Nanny is a film that I’ve been meaning to watch since I saw the trailer a few months ago, but it just released on streaming within the past week or two. Yet another Blumhouse movie, this time with limited theatrical release, Nanny is available on Amazon Prime for Prime Video subscribers, which is how you know it’s good. I’ve come to understand that you can generally gauge the quality of a Blumhouse release based on what streaming service it appears on first. If it’s an Amazon release that’s the top notch, a Shudder release is roughly what you would expect from Blumhouse, and Hulu is where the lowest confidence films get dropped like Bingo Hell.

As is common with Blumhouse movies, Nanny is the directorial debut of Nikyatu Jusu. Starring Anna Diop as Aisha, an immigrant from Senegal who picks up work as a caretaker to a rich white family in order to eventually bring her son to the country. She’s working for Michelle Monaghan who plays Amy and is basically aging into being typecast as every Karen-esque mother role. Morgan Spector is here as well to play Adam, the white dad who is white and a dad. Rose Decker plays Rose, a kid whose won’t eat garbage white people food and really likes spicy Senegalese food, because she clearly hasn’t inherited her mother’s sense of taste.
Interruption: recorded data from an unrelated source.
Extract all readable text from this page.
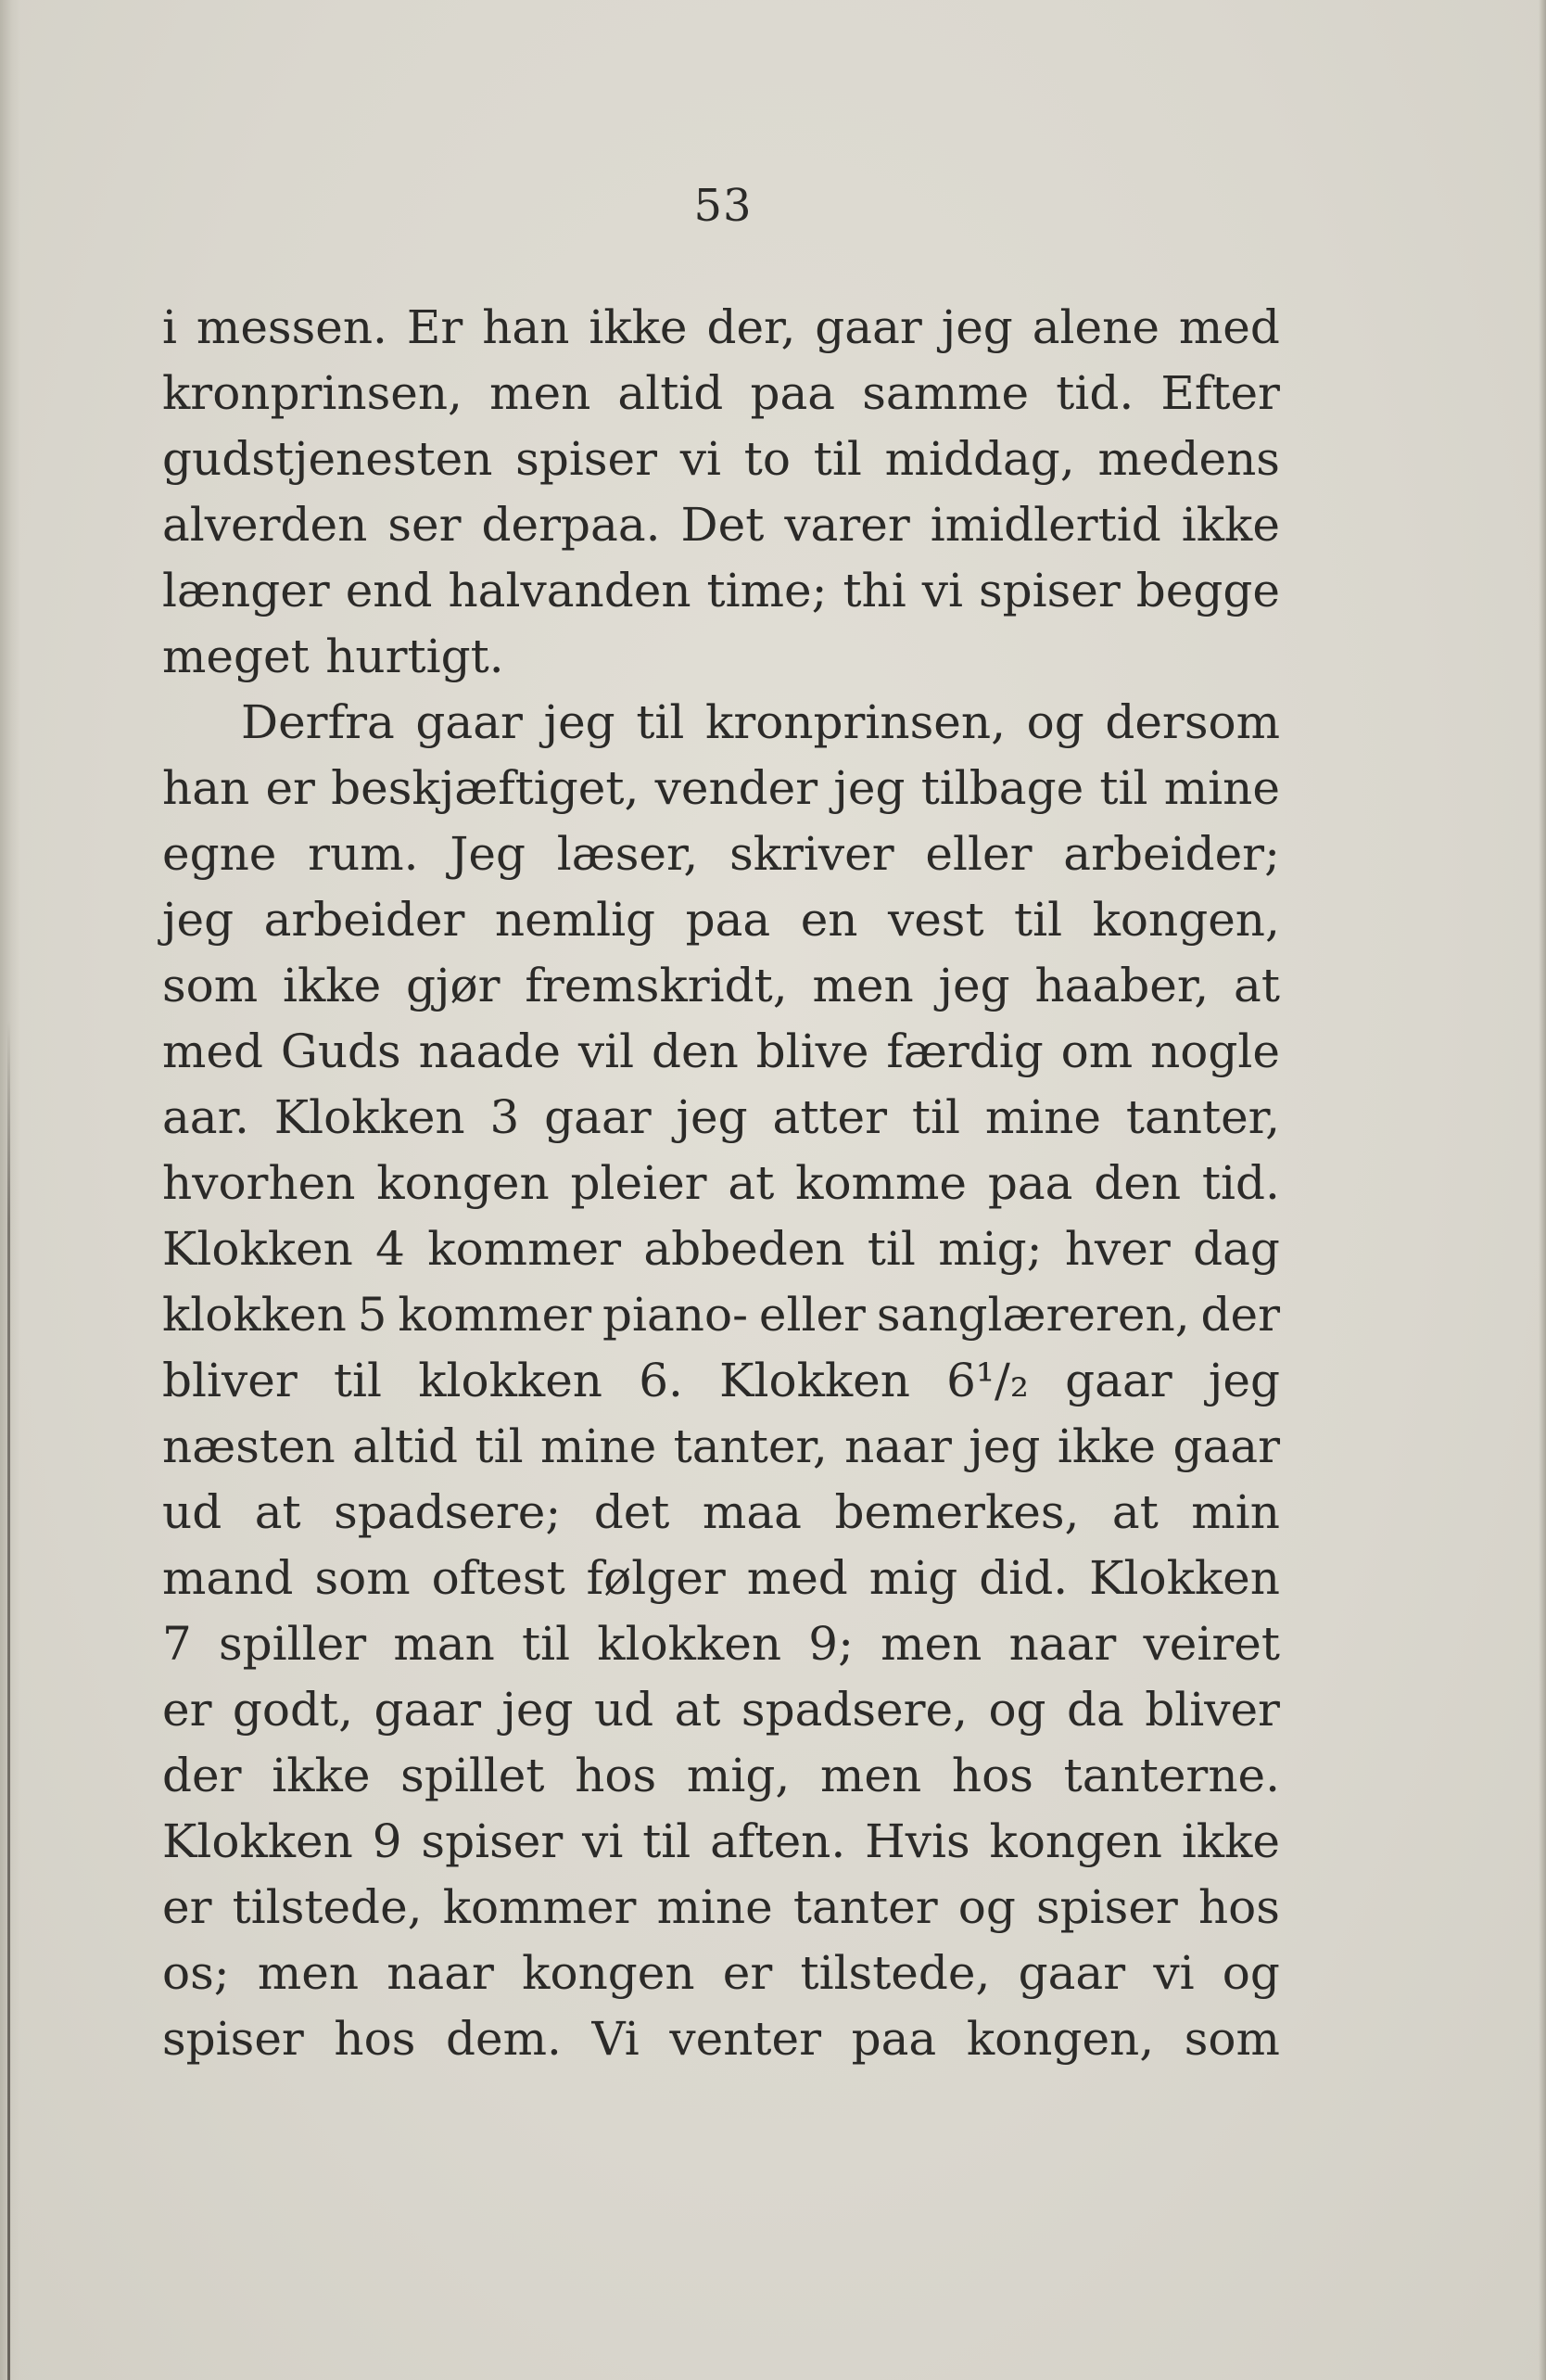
53
i messen. Er han ikke der, gaar jeg alene med
kronprinsen, men altid paa samme tid. Efter
gudstjenesten spiser vi to til middag, medens
alverden ser derpaa. Det varer imidlertid ikke
længer end halvanden time; thi vi spiser begge
meget hurtigt.
Derfra gaar jeg til kronprinsen, og dersom
han er beskjæftiget, vender jeg tilbage til mine
egne rum. Jeg læser, skriver eller arbeider;
jeg arbeider nemlig paa en vest til kongen,
som ikke gjør fremskridt, men jeg haaber, at
med Guds naade vil den blive færdig om nogle
aar. Klokken 3 gaar jeg atter til mine tanter,
hvorhen kongen pleier at komme paa den tid.
Klokken 4 kommer abbeden til mig; hver dag
klokken 5 kommer piano- eller sanglæreren, der
bliver til klokken 6. Klokken 6¹/₂ gaar jeg
næsten altid til mine tanter, naar jeg ikke gaar
ud at spadsere; det maa bemerkes, at min
mand som oftest følger med mig did. Klokken
7 spiller man til klokken 9; men naar veiret
er godt, gaar jeg ud at spadsere, og da bliver
der ikke spillet hos mig, men hos tanterne.
Klokken 9 spiser vi til aften. Hvis kongen ikke
er tilstede, kommer mine tanter og spiser hos
os; men naar kongen er tilstede, gaar vi og
spiser hos dem. Vi venter paa kongen, som
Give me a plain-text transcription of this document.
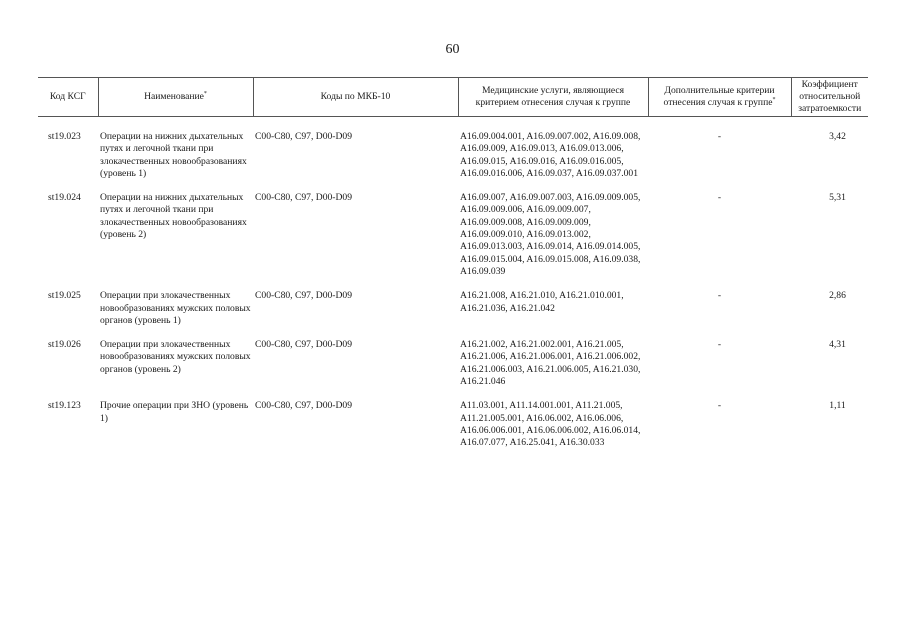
60
Код КСГ	Наименование*	Коды по МКБ-10	Медицинские услуги, являющиеся критерием отнесения случая к группе	Дополнительные критерии отнесения случая к группе*	Коэффициент относительной затратоемкости
st19.023	Операции на нижних дыхательных путях и легочной ткани при злокачественных новообразованиях (уровень 1)	C00-C80, C97, D00-D09	A16.09.004.001, A16.09.007.002, A16.09.008, A16.09.009, A16.09.013, A16.09.013.006, A16.09.015, A16.09.016, A16.09.016.005, A16.09.016.006, A16.09.037, A16.09.037.001	-	3,42
st19.024	Операции на нижних дыхательных путях и легочной ткани при злокачественных новообразованиях (уровень 2)	C00-C80, C97, D00-D09	A16.09.007, A16.09.007.003, A16.09.009.005, A16.09.009.006, A16.09.009.007, A16.09.009.008, A16.09.009.009, A16.09.009.010, A16.09.013.002, A16.09.013.003, A16.09.014, A16.09.014.005, A16.09.015.004, A16.09.015.008, A16.09.038, A16.09.039	-	5,31
st19.025	Операции при злокачественных новообразованиях мужских половых органов (уровень 1)	C00-C80, C97, D00-D09	A16.21.008, A16.21.010, A16.21.010.001, A16.21.036, A16.21.042	-	2,86
st19.026	Операции при злокачественных новообразованиях мужских половых органов (уровень 2)	C00-C80, C97, D00-D09	A16.21.002, A16.21.002.001, A16.21.005, A16.21.006, A16.21.006.001, A16.21.006.002, A16.21.006.003, A16.21.006.005, A16.21.030, A16.21.046	-	4,31
st19.123	Прочие операции при ЗНО (уровень 1)	C00-C80, C97, D00-D09	A11.03.001, A11.14.001.001, A11.21.005, A11.21.005.001, A16.06.002, A16.06.006, A16.06.006.001, A16.06.006.002, A16.06.014, A16.07.077, A16.25.041, A16.30.033	-	1,11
Nanny is shockingly subdued for a Blumhouse “horror” movie and I’m hesitant to give it the title of horror film at all given there’s very little in the way of trying to scare the viewer. It’s tense, sure, and there is more drama than CW writing room, but it never feels like it’s setting out to scare the audience. There’s moments of tension and you can tell there’s skill and craft in how Jusu works both the camera and the sound design, but overall it’s kind of a jumbled mess of half-realized ideas. It’s almost like the team kept experimenting with pitches for plot beats, got about halfway through each one, and then moved on to the next and forgot to come back by the time shooting was finished.

Which isn’t to say the film is incompetent, just incomplete. The last fifteen minutes of the film feel like a very hasty method of closing out the story and wrapping things up, and the whole movie feels like it really doesn’t start until after the 80 minute mark of a 100 minute film. There’s very obvious themes of race relations and fetishization of African culture in this clearly post-Get Out film that the movie doesn’t explore all that well. But it never feels lazy or uninspired, and definitely doesn’t feel like it’s trying to elevate the genius of its writer/director above the actual content.

Is Nanny a good movie? It’s not terrible. But it feels like incomplete work. Like we need a director’s cut and a few reshoots to figure out the complete story that was supposed to be told.